Winter Park Report from February 2025
One of the most common storylines seen across North America in today’s continually expanding ski scene is the overcrowding and overpricing of mountain towns. Jackson Hole, Aspen, Lake Tahoe, Park City, Telluride, Stowe. These incredible ski resorts offer visitors a tremendous ski experience, but they have struggled in recent years to support the communities that make them float. For many, this is one of the biggest grievances with today’s ski industry, and no one has yet to find a complete solution to this rapidly expanding issue.
So far, the ‘solution,’ or way locals with rapidly shifting costs of living have adapted, is by moving further from the original mountain community, or in select cases, having employee-subsidised housing offered by ski resorts. These answers are more responses to changing times and are not ideal for locals or ski resorts. But is this just the cost of growth and doing business, or is there a way to find balance and sustainability in a local community when a ski resort has ambitions to continue growing?
Winter Park, Colorado, thinks it can be different, and may be the best bet to challenge the status quo.
Winter Park Quick Facts & History
- Date Opened: 1939
- Multi-Destination Pass: Ikon Pass
- Number of Trails: 166
- Skiable Acres: 3,081
- Vertical Drop: 3,060′
- Base Elevation: 9,000′
- Summit Elevation: 11,220′
- Average Annual Snowfall: 345″
- Terrain Breakdown:
- Beginner: 23%
- Intermediate: 50%
- Advanced: 21%
- Expert: 29%
- Number of Lifts: 28
- Night Skiing: No
- Ownership: City of Denver (operated by Alterra)
- Other Activities:
- Snow Tubing
- Snowshoeing
- Snow Biking
- Snow Cat Tours
Terrain Like I Have Never Seen
Winter Park’s numbers on paper don’t really do the resort justice. While Winter Park only has 166 marked trails, almost all terrain within the resort’s boundaries is fair game to explore. Most of the time, this comes in the form of gladed terrain at a varying degree of difficulty. Whether you are looking for more mellow, unmarked glades off of Wild Spur (a seemingly overlooked area of the resort), steep, consistent fall-line glades off of Eagle Wind or Mary Jane, or extra hairy but often untouched glades off the Prospector Express. These seemingly endless options give a whole other layer of Winter Park to discover, which, as an Ice Coast skier whose home mountain forbids tree skiing of any kind, is something that is greatly appreciated.

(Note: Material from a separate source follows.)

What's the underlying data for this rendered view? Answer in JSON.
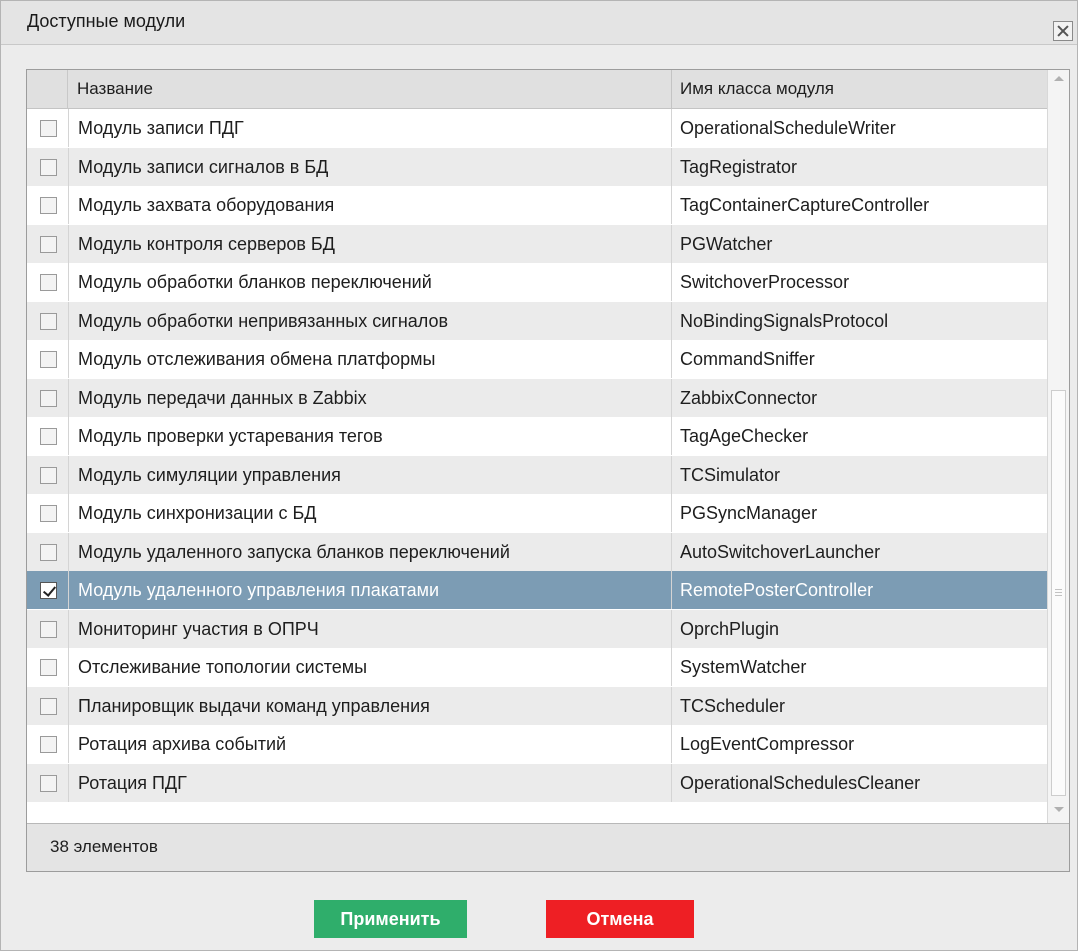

Adding to the fun of exploring the unmarked trees throughout the resort is the odd hut phenomenon at Winter Park. On my first day visiting the resort, I was riding up the old-school Challenger Double with a local who informed me that various people had taken the initiative to construct makeshift huts hidden away in secret spots across the resort. He claimed to have heard of over 40 of them existing, and over the course of five days skiing deep into the trees, I ran across four myself.
If glades aren’t your thing, don’t let the previous message scare you off. Winter Park’s Mary Jane area offers enough moguls to exhaust even the best skiers and riders on the mountain, while wide open groomers such as Cranmer offer long sections of corduroy for any ability level to rip.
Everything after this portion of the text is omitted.